Vanessa Andreotti, who holds a Canada Research Chair in Race, Inequalities and Global Change at the Department of Educational Studies at the University of British Columbia, opened the “Meaning or Movement? Objects or Rhythm?” panel, part of the larger ArtsEverywhere Festival hosted by Musagetes, with an account of her dream. In her dream, she is walking through a border of barbed wire and becoming wounded, and she puts wedges in her wounds to keep them open to make them visible for others, so that the pain is displayed in its occurrence.
This dream had reoccurred for her, but one night it was different. While she slept, she heard a song that gave her strength. She took out the wedges and healed, and she began to dance: “Colonialism occurs through the body, through dreams, and intellect, it is not just informational,” she said.
Pain. Anger. Joy. The emotions and traumas you experience are intertwined in every facet of your being, through your mind, through your expression, through your body.
“Dance is about being in this world… it is about moving knowledge,” stated Zab Maboungou, founder of the renowned Zab Maboungou/Danse Nyata Nyata Company. She shared how dancing transformed her world. Born in Paris, she moved to the Congo as a child with her father: “I learned to dance in the Congo, it came to me, how could it not, it is at the heart of life.” She has a strong presence, one that features wisdom, care, and faith in the movement of dance. Maboungou connected the room with a deep openness as she told us to stand, challenging our habitual lecture posture, and proceeded to instruct us on how to come into an embodiment of groundedness both physically and spiritually.
He reminisced about a busy, black Pentecostal church: Ashon Crawley, an Assistant Professor of Religious Studies and African American and African Studies at the University of Virginia. He pointed to “Dancing in One Spot” by Bishop Roberts Evans Jr as an influence for his poetic letter exchange The Lonely Letters, which discusses blackness, love, hope, and joy. He stated that there is something about a black Pentacostal church—a noise underneath the noise—that is publicly intimate.
In response to Crawley, Maikoiyo Alley-Barnes, an artist, filmmaker, writer, and designer, opened by stating that “instinct is the height of sophistication,” the liveliness of tracking the pattern of art creation—like a dance. It is not about the tangibles and the takings, it is about the process.
Our bodies negotiate colonial spaces constantly—Western ideals call us to perform and move our bodies in Western contexts; we are constantly in the midst of navigating our bodies in spaces.
In black Pentecostal churches, if you have a deep connection to the sermon it is acceptable to express that connection through your body by standing, and performing movement, say dancing in one spot.
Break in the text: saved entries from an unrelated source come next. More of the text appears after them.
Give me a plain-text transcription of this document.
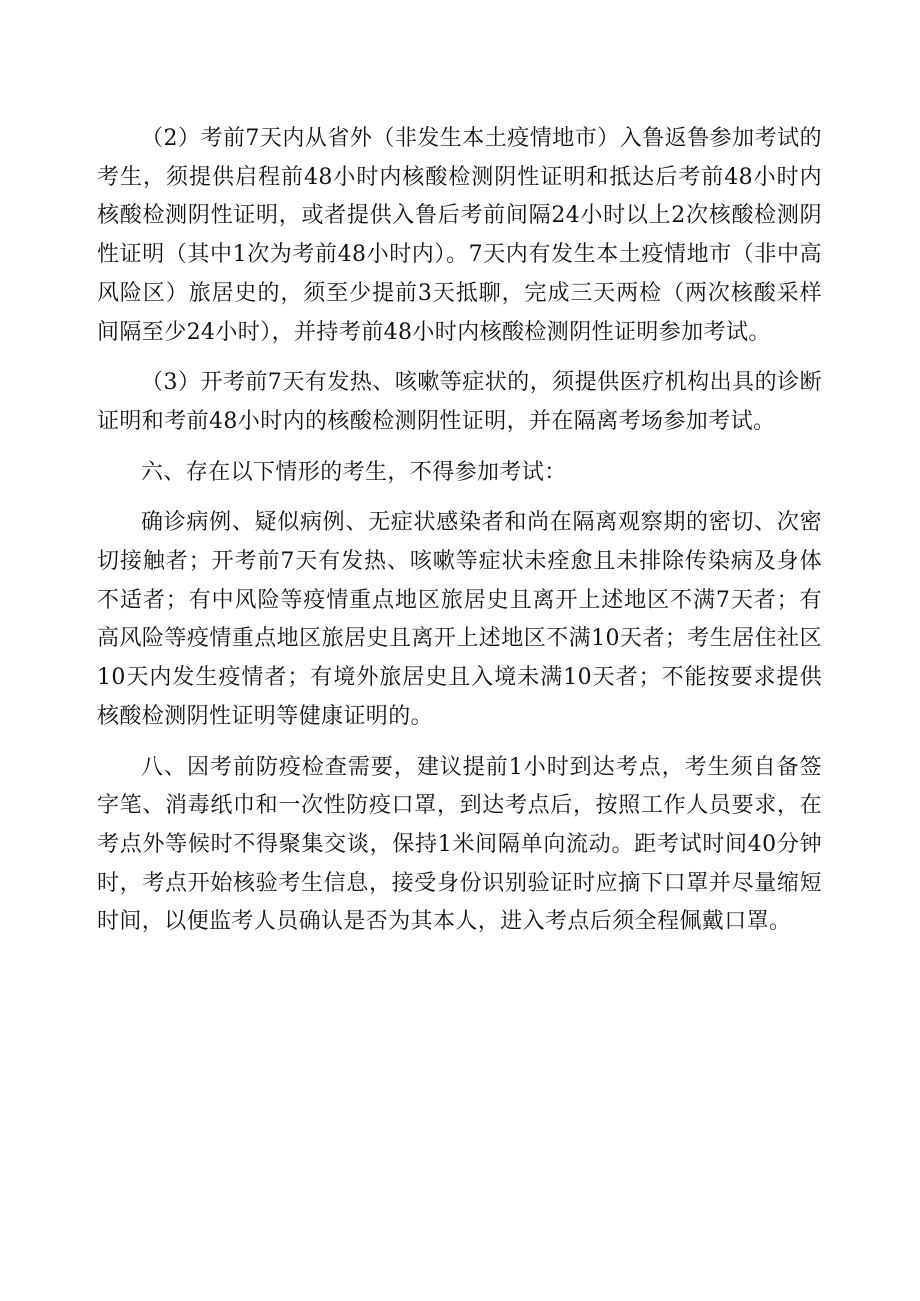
（2）考前7天内从省外（非发生本土疫情地市）入鲁返鲁参加考试的考生，须提供启程前48小时内核酸检测阴性证明和抵达后考前48小时内核酸检测阴性证明，或者提供入鲁后考前间隔24小时以上2次核酸检测阴性证明（其中1次为考前48小时内）。7天内有发生本土疫情地市（非中高风险区）旅居史的，须至少提前3天抵聊，完成三天两检（两次核酸采样间隔至少24小时），并持考前48小时内核酸检测阴性证明参加考试。

（3）开考前7天有发热、咳嗽等症状的，须提供医疗机构出具的诊断证明和考前48小时内的核酸检测阴性证明，并在隔离考场参加考试。

六、存在以下情形的考生，不得参加考试：

确诊病例、疑似病例、无症状感染者和尚在隔离观察期的密切、次密切接触者；开考前7天有发热、咳嗽等症状未痊愈且未排除传染病及身体不适者；有中风险等疫情重点地区旅居史且离开上述地区不满7天者；有高风险等疫情重点地区旅居史且离开上述地区不满10天者；考生居住社区10天内发生疫情者；有境外旅居史且入境未满10天者；不能按要求提供核酸检测阴性证明等健康证明的。

八、因考前防疫检查需要，建议提前1小时到达考点，考生须自备签字笔、消毒纸巾和一次性防疫口罩，到达考点后，按照工作人员要求，在考点外等候时不得聚集交谈，保持1米间隔单向流动。距考试时间40分钟时，考点开始核验考生信息，接受身份识别验证时应摘下口罩并尽量缩短时间，以便监考人员确认是否为其本人，进入考点后须全程佩戴口罩。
In colonial contexts, our bodies are limited to stillness and calmness, and lack of movement of expression, maybe a nod or a smile or polite applause at the “correct” time, but nothing more.
Alley-Barnes challenged the room to cyclically acknowledge our understandings of knowledge, the way we cocked our head, nod, smile, during lectures to perform our acknowledgement: “the notion of the limitation is the boundary and what you carry into a room… that limitation is the opportunity.”